America does not have a more loyal or subservient ally than Australia. Even Britain didn't show up for the Vietnam war.

WRT Paul Keating, he's one of the old guard of 90s-00s China analysts whose model of China is still Deng's "hide your strength and bide your time" and haven't got it through their heads that Xi is starting to move to the next phase of capitalising on that and throwing China's weight around. There are a bunch of other old China analysts who think like Keating does; it's just that as an ex-PM who pursued a closer relationship with China, Keating still gets given a microphone while the rest get basically ignored.

WRT loyalty to the US side, I'd suggest reading the transcript I posted above. Personally I'd want us to follow the 'States if it came to war (even if that meant I or some of my relatives got killed), but it should be remembered that over 2% of our resident population in Australia was born in Mainland China and a decent chunk of them (particularly the younger, more recent immigrants and those who're here for university) are loyal to Beijing either via PRC indoctrination or "do what we want or your relatives back in China get punished" blackmail, creating a serious pro-PRC lobby*; there are also the standard "someone else do the dying pls" elements who urge neutrality (the Greens, for instance, want us to stay out to avoid dying, and they get 12% of the vote).

*Note that most of the Chinese-culture-and-community institutions in Australia have been quite thoroughly co-opted by Beijing as intelligence and influence networks. This means that if we were to go in with the USA in a war over Taiwan, we would have an organised resistance on our hands consisting of something like 0.5% of the resident population. I can't see too many viable solutions to that other than bulldozing those institutions and mass-interning a huge chunk of Chinese-Australians, and if we did that we'd have anti-racists screaming bloody murder (with, y'know, more than zero justification).

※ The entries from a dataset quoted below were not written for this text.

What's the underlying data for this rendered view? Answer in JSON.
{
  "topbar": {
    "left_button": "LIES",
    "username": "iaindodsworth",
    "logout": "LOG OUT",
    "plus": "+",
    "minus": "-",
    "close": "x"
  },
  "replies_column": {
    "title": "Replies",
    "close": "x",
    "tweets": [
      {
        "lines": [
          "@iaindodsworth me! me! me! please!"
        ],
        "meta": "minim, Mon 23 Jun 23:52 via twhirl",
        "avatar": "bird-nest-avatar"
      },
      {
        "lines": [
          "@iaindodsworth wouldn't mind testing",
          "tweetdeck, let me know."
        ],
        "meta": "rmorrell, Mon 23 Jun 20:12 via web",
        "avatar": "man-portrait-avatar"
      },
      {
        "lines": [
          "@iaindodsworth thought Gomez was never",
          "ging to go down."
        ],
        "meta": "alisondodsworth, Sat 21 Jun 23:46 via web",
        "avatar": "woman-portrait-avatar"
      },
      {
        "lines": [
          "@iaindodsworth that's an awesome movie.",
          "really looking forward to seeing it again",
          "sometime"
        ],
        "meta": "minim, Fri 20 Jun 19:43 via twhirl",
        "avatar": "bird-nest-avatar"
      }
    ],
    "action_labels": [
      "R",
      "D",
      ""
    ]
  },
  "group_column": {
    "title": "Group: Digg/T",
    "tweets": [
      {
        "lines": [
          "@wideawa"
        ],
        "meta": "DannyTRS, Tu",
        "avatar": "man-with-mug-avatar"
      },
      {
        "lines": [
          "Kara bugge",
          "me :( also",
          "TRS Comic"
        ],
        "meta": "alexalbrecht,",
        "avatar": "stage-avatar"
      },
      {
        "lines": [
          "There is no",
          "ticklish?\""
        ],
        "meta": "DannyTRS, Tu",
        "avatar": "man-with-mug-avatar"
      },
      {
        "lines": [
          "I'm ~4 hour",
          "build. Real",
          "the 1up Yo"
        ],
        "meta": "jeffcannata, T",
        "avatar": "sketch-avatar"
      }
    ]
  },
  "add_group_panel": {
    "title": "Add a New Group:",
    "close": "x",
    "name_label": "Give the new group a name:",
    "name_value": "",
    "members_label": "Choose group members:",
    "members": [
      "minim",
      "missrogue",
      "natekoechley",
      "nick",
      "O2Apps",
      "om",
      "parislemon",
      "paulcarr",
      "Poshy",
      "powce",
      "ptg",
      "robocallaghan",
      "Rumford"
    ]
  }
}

Vietnam is interesting, mostly because I didn't know Australia participated until I played Rising Storm 2 for the first time. I have to wonder if it's simply because they're in the Pacific and thus much closer to Asia and the happenings there. They were concerned about the Japanese during WWII, I think.

Plus, also, the sparse urbanization of Australia probably helps its cultural makeup be similar to that of the US. Also, cars (we Americans have our muscle cars, the Australians have their V8 sedans).

Out of curiosity, do you mean sparse urbanization in that our cities are low-density, or sparse urbanization in that we have a large rural population? The former is true, but the latter definitely isn't

I did mean more "large stretches of nothing," but I can accept that it probably is nowhere near the same extent as the US.

Indeed, there was a lot of concern about Japan invading in WW2. The most interesting thing is that despite all this concern about Japan and now China, the Australian military is a complete disaster. 60,000 troops across all services - barely even a drop in the bucket. Submarines are a complete disaster, acquisition is at least a decade behind schedule, something like a billion paid in fees to the jilted French consortium. No nuclear submarines until the 2040s.